Investigation of Nano- to Micro-scale Patterning Effects on Perovskite Thin Films and Devices
Supervisor: J. Jasieniak, Chemistry, MON
Co-supervisor: M. Retsch, Chemistry, UBT, A. Funston, Chemistry, MON
Metal halide perovskites have emerged as a promising photovoltaic materials due to their high efficiency, spectral tunability and low cost processability.
These properties make such materials particularly interesting also for solar window applications, although achieving high efficiency with controlled color and optimised transparency and reflectivity remain as major challenges.
This project will investigate the nature of light absorption, transmission and reflection in stand-alone perovskite films and solar cells with nano- and micro-patterned features.
By controlling the patterned perovskite length-scale and its degree of ordering through advanced printing and patterning methologies, it is anticipated that color-tunable and high-efficiency perovskite thin films and solar technologies will be conceived.
The ideal candidate is somebody who likes to work in a team, is curious, and has an undergraduate background in materials, chemistry, physics, process engineering, or a related field.
Unravelling Interactions between Nano- and Micro- Scale Patterned Structures and Perovskite Gain Materials in the Near-field at High Spatial Resolution
Supervisor: A. Funston, Chemistry, MON
Co-supervisor: J. Jasieniak, Chemistry, MON; M. Retsch, Chemistry, UBT
This project will answer the questions: "How do 2D patterns control the emission and propagation of emission in the near-field and far-field?", and "What is the influence of the patterned array compared to the morphology and/or patterning of the perovskite?"
Thin films with both dielectric patterning and structure in the perovskite layer will be fabricated and their optical properties understood.
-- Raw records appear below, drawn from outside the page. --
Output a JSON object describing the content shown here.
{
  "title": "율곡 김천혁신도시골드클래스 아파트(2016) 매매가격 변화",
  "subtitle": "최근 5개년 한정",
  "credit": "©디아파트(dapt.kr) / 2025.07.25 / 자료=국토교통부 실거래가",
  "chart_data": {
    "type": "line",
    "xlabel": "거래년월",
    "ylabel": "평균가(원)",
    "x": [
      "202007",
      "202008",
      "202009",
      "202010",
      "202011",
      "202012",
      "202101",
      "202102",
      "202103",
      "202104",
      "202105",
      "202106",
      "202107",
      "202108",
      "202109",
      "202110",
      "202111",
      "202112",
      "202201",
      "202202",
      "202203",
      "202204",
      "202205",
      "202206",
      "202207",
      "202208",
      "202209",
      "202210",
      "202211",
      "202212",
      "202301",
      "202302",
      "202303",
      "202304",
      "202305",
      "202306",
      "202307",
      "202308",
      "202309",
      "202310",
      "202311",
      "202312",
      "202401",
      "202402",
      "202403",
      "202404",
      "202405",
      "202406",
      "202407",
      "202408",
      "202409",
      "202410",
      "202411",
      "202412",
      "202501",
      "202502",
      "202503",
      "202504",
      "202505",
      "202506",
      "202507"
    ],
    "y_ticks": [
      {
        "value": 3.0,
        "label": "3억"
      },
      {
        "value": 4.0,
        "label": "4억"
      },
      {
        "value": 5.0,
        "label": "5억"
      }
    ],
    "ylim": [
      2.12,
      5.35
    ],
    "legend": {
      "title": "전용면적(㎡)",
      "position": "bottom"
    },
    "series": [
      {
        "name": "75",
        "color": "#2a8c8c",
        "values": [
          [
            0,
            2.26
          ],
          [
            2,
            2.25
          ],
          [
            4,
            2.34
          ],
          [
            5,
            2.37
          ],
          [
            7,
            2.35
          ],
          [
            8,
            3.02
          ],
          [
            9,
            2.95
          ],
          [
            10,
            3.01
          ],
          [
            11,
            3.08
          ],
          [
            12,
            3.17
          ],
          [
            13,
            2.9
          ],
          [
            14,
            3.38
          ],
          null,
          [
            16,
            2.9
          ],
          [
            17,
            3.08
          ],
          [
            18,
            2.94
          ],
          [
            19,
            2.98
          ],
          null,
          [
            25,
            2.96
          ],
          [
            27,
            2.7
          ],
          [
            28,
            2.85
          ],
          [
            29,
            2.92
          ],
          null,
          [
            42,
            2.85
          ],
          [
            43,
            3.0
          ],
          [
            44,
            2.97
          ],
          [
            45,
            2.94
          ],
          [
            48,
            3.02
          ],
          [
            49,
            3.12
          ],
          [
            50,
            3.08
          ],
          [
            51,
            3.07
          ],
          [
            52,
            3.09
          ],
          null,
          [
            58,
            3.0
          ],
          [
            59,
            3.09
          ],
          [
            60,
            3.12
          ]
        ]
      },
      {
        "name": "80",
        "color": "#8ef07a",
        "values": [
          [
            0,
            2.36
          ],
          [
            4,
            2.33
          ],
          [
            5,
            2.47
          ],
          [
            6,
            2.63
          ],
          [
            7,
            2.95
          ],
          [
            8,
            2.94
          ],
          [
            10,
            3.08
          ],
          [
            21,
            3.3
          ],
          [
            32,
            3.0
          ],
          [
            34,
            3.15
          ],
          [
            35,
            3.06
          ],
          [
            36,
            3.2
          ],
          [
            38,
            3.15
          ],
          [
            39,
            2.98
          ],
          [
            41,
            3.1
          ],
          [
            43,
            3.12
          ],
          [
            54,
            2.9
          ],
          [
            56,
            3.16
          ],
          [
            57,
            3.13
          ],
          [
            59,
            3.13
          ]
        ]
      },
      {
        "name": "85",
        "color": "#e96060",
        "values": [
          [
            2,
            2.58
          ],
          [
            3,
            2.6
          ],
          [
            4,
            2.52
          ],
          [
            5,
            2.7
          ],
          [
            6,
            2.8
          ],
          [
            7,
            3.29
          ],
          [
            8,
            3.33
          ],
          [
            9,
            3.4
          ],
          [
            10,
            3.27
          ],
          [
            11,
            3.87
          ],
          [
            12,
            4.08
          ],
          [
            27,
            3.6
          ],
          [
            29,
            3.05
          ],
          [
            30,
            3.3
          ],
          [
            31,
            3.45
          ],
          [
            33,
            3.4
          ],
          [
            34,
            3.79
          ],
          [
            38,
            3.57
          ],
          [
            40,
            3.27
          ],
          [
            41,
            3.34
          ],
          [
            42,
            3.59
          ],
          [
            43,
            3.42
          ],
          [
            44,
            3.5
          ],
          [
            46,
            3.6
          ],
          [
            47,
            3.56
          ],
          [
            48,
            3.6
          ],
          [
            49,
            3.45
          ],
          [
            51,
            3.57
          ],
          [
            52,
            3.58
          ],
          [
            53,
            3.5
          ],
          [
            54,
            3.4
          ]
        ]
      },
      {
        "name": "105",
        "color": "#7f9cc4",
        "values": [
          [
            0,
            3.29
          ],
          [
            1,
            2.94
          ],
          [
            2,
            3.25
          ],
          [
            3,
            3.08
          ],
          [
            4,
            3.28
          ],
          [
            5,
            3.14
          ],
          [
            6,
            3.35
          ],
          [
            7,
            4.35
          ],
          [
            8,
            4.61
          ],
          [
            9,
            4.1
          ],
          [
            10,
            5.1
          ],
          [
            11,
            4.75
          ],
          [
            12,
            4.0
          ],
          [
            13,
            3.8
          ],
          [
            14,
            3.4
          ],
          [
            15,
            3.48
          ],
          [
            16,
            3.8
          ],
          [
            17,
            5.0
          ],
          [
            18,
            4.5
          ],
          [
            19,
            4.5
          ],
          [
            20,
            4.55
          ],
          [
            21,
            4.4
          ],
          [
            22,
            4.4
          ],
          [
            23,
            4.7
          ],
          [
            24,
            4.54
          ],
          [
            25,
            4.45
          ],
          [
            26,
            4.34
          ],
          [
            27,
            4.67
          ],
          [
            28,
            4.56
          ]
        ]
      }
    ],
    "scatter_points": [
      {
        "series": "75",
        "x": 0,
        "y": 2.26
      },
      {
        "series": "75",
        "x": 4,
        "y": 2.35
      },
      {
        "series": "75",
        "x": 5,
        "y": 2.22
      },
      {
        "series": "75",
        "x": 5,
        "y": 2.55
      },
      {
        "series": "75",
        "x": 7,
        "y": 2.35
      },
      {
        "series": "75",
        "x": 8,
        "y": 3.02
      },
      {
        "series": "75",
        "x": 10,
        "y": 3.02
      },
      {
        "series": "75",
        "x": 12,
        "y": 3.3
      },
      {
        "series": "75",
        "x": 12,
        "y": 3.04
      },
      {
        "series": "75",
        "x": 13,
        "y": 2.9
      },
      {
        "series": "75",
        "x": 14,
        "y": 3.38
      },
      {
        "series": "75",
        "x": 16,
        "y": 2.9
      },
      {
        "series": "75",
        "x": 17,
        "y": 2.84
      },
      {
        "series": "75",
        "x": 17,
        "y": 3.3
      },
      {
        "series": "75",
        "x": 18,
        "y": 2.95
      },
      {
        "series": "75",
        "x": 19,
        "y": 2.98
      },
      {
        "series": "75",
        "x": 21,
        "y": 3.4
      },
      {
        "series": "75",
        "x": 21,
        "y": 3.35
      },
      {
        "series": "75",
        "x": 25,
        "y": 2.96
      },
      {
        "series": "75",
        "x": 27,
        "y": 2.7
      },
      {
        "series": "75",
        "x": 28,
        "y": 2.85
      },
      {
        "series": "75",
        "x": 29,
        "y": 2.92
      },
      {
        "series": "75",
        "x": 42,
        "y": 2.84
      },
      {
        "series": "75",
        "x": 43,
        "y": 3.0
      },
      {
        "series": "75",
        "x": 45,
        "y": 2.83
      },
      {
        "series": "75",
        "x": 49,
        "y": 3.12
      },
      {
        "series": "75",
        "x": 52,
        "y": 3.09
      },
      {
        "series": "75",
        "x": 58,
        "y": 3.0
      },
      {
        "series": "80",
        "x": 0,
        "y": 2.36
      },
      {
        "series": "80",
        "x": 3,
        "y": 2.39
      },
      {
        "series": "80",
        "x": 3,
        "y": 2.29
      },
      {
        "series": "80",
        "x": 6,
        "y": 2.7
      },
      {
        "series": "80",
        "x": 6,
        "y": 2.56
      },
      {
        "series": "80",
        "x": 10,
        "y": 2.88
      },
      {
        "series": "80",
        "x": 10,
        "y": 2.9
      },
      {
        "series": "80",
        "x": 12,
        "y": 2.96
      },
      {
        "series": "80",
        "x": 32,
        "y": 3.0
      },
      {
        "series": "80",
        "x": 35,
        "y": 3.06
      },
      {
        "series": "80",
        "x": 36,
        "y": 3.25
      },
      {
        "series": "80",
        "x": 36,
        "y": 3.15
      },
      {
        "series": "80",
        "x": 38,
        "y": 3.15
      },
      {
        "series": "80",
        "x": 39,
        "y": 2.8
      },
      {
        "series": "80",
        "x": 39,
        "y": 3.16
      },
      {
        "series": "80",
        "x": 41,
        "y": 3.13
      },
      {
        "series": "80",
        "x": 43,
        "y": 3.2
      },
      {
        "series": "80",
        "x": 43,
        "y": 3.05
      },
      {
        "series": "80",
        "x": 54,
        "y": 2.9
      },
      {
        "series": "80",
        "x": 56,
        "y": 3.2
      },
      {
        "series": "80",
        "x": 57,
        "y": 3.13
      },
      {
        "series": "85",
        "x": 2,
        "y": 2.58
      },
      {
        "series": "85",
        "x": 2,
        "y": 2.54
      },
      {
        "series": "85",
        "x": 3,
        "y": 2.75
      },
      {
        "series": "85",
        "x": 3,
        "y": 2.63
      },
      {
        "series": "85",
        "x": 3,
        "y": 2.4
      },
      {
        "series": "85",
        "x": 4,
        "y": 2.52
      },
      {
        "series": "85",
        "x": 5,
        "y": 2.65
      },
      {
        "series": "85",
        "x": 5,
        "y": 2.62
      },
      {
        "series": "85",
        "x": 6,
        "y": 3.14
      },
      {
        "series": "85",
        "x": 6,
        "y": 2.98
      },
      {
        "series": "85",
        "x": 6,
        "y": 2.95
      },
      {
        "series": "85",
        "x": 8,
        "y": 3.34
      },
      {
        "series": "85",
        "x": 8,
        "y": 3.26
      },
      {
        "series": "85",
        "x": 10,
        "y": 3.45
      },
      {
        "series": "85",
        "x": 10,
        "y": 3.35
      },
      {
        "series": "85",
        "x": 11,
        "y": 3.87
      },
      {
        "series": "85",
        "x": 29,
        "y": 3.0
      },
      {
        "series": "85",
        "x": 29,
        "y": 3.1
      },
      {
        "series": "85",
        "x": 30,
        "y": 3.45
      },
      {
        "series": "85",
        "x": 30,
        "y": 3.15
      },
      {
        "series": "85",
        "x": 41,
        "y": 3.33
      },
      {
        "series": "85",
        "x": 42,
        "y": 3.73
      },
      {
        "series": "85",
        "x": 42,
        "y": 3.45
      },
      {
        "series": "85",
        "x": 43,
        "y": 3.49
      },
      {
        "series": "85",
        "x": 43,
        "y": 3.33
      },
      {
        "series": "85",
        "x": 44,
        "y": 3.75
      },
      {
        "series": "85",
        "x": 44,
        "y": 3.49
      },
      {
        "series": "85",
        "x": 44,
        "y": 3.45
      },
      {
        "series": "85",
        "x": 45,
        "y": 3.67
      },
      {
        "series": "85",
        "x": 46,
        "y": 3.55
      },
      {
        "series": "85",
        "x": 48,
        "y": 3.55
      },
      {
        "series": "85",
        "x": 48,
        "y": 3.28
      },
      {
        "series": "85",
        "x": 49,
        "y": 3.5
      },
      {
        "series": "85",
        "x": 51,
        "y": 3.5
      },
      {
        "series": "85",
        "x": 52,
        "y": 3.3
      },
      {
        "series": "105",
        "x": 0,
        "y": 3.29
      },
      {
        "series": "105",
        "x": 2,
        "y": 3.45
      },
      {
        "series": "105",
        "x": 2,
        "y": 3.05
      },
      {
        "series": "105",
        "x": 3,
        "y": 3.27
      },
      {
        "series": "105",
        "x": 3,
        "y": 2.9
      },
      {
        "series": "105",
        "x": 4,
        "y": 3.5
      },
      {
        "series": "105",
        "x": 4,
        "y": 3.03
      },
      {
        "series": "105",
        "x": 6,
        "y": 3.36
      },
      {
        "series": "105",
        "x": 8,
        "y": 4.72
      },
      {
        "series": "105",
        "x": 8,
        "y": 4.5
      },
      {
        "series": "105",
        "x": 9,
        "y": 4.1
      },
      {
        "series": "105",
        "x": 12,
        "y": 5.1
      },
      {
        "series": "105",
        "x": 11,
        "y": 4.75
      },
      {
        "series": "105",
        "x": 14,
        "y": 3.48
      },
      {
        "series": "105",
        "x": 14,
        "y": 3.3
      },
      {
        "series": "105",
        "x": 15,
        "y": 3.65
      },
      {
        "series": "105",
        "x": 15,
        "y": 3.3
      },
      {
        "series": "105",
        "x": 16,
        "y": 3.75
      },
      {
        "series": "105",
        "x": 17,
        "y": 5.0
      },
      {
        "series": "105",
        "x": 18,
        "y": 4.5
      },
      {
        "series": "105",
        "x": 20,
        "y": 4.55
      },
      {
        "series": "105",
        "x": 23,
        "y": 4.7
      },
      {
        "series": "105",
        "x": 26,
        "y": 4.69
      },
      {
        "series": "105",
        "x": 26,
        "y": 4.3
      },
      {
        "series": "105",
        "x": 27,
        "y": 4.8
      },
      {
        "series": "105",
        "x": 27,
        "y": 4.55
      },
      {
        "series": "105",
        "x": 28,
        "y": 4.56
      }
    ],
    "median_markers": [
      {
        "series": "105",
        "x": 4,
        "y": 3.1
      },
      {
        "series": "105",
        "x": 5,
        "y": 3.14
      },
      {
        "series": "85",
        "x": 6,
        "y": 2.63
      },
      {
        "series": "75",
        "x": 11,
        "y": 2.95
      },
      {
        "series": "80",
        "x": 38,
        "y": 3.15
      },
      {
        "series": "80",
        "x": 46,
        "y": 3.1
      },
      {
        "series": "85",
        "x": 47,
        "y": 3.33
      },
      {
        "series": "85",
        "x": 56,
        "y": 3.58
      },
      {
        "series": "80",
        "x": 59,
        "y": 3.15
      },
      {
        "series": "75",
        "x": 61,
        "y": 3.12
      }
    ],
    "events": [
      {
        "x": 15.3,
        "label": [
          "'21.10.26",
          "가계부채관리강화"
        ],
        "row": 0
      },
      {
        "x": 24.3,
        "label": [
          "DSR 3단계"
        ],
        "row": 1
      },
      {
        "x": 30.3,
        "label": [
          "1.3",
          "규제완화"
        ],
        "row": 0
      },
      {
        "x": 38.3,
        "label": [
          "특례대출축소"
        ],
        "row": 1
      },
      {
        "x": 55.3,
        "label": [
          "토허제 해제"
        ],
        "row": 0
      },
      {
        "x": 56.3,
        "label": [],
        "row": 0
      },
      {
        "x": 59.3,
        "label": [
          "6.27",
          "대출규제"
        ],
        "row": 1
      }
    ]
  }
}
Optical characterisation will include both time- and spatially- resolved spectroscopy (scanning near-field optical microscopy (SNOM), time-resolved confocal microscopy, and single particle spectroscopy) to understand the near-field emission of perovskite/structured dielectric both separately and combined, the lifetime of near-field emission and propagation of energy.
Investigating Order to Disorder in Nano- to Micro- Scale Patterned Dielectric Arrays
Supervisor: M. Retsch, Chemistry, UBT
Co-supervisor: J. Jasieniak, Chemistry, MON; A. Funston, Chemistry, MON
The project will focus on dedicated two-dimensional structures comprising length scales from a few hundred nanometres accessible through nanosphere lithography up to several tens of micrometres accessible through direct write lithography.
A core question is the role of disorder on the optical excitation, being far less understood compared to highly periodic structures.
We aim to control and quantify the degree of order/disorder through colloidal self-assembly techniques.
A key material focus for this work will be to understand the impacts of the degree of periodicity in such dielectric structures on metal halide perovskites as a light-absorbing material.
Perovskites possess an ABX3 structure, where A is a monovalent cation (i.e. methylammonium), B is a divalent cation (typically lead) and X are halides (Cl, Br and I).
By tuning the halide composition, the optical band-edge can be shifted across the entire visible spectrum, thus permitting the study of cavity modes with the optical resonances within the perovskites.
These hierarchical structures will be investigated with UV/Vis/NIR and MIR spectroscopy.
In cooperation with our partners, we will evaluate how such mesostructures may be included in future photovoltaic devices and how it governs the local field distributions.